Monday, August 25, 2008


"Mercy Arms? I hate those guys." I was asking a friend what they thought of the young Sydney band. They'd seen them support The Strokes in 2006 and apparently didn't think too much of them. It had something to do with the band acting like 'jerks' on stage with the bass player stagediving into a group of 13 year old girls who failed to catch him. "Oh." I'd replied. The thing is i'd heard a few demos on their myspace page and really liked them. Some months later I chance stumbled upon their Kept Low EP and on a whim forked out eleven dollars to buy it. I didn't regret it, there was something beautiful about it that was instantly captivating, but somewhere along the line I stopped listening to it.Time passed and with 2008 came a plethora of amazing debut records; Vampire Weekend, MGMT and The Teenagers etc were on everyones lips and ipods. I couldn't help but wonder whether people would still be listening to these bands in twenty or even two years time. I suppose it doesn't matter really, but It had been a little while since I'd heard a band that had really swept me off my feet that hadn't crashed and burned several months later.

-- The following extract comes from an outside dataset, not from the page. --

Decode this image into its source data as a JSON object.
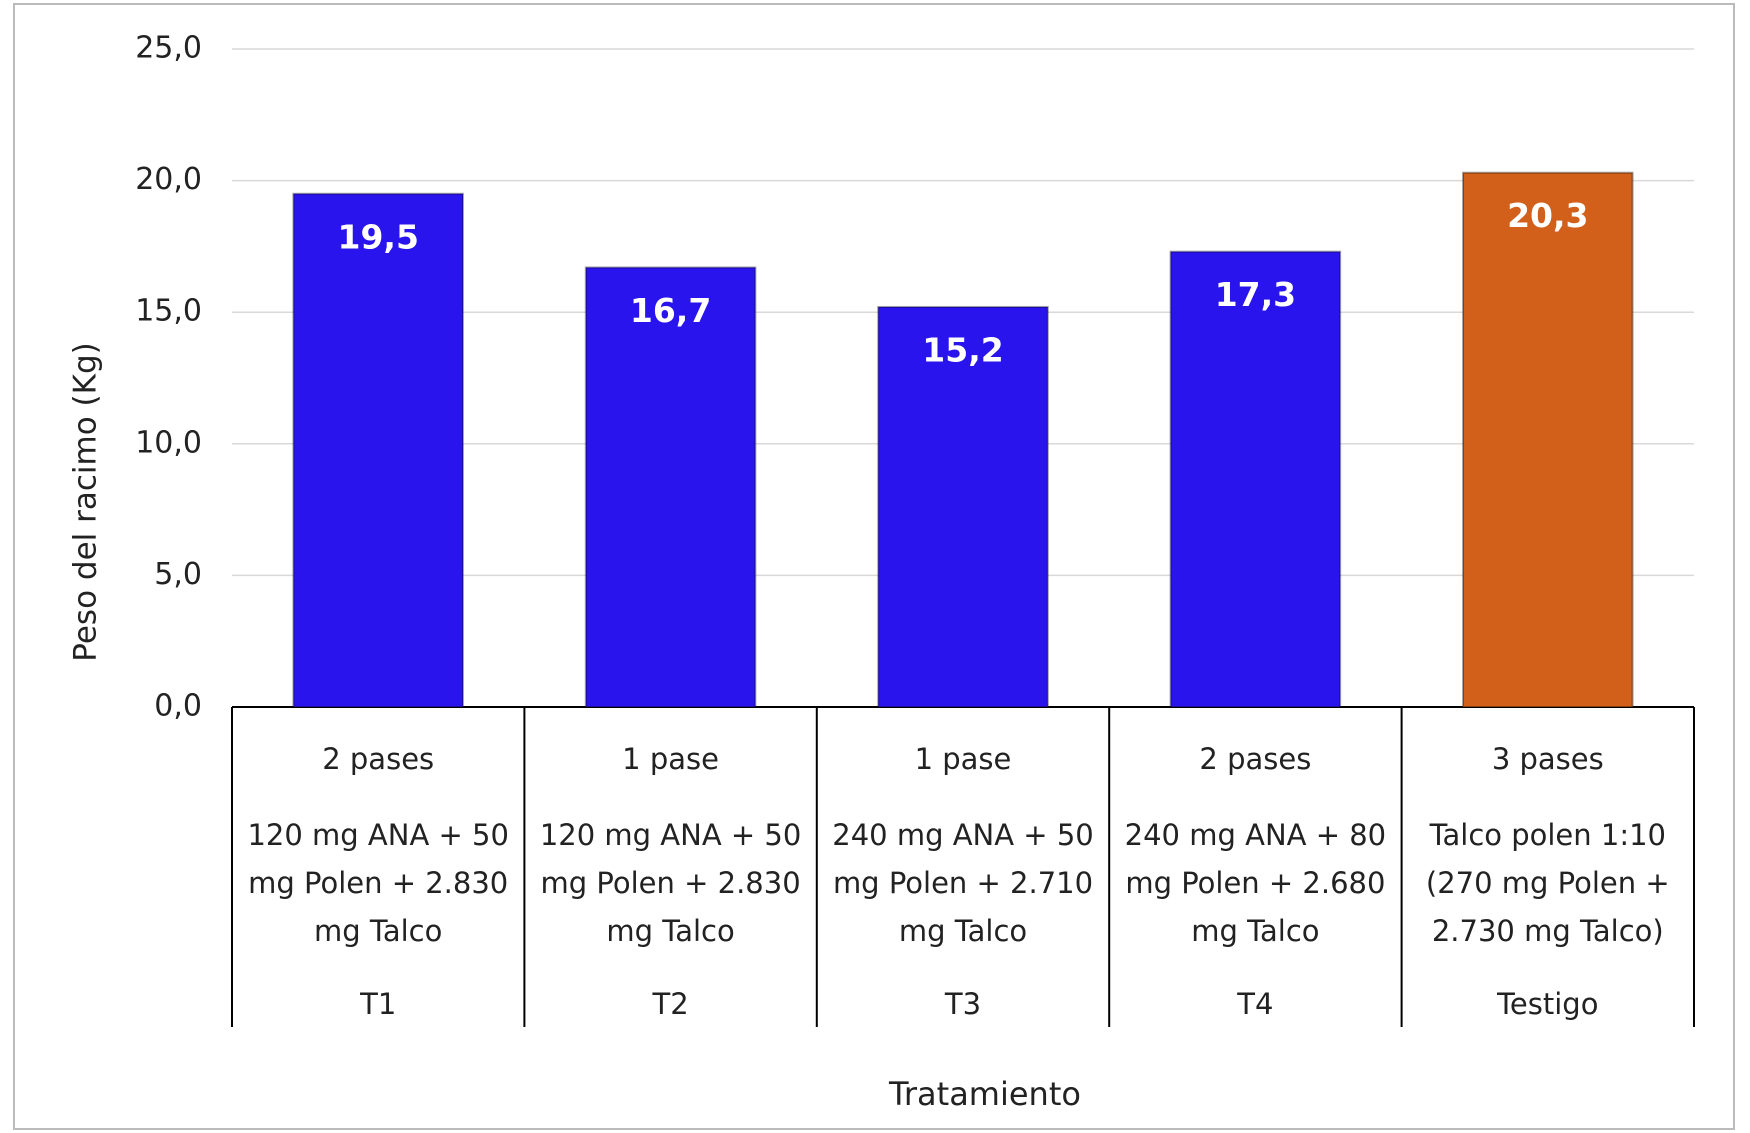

At the right moment Mercy Arms released their debut, a grand and ambitious effort that sounds new and old at the same time without being overly pretencious. The same magic I remember from Kept Low is still there, only now it's more sparse, hypnotic and matured.Nothing about this record really screams 2008, there is a timeless quality to the production and atmosphere and songs like 'To me Now' and 'Firing Line' sound weirdly familiar, or at least have echoes of something beautiful you've heard before, long ago. Not suprising considering the band worked with Tony Cohen on this record, famous for his work with The Birthday Party, Nick Cave and The Bad Seeds and the Dirty Three.
This album has the potential to endure beyond any current trend or scene, it has the same timeless feel you get when listening to other Australian greats like The Triffids or The Go-Betweens. Regardless of whether or not great things happen for Mercy Arms following this release, this record is definately one for the ages.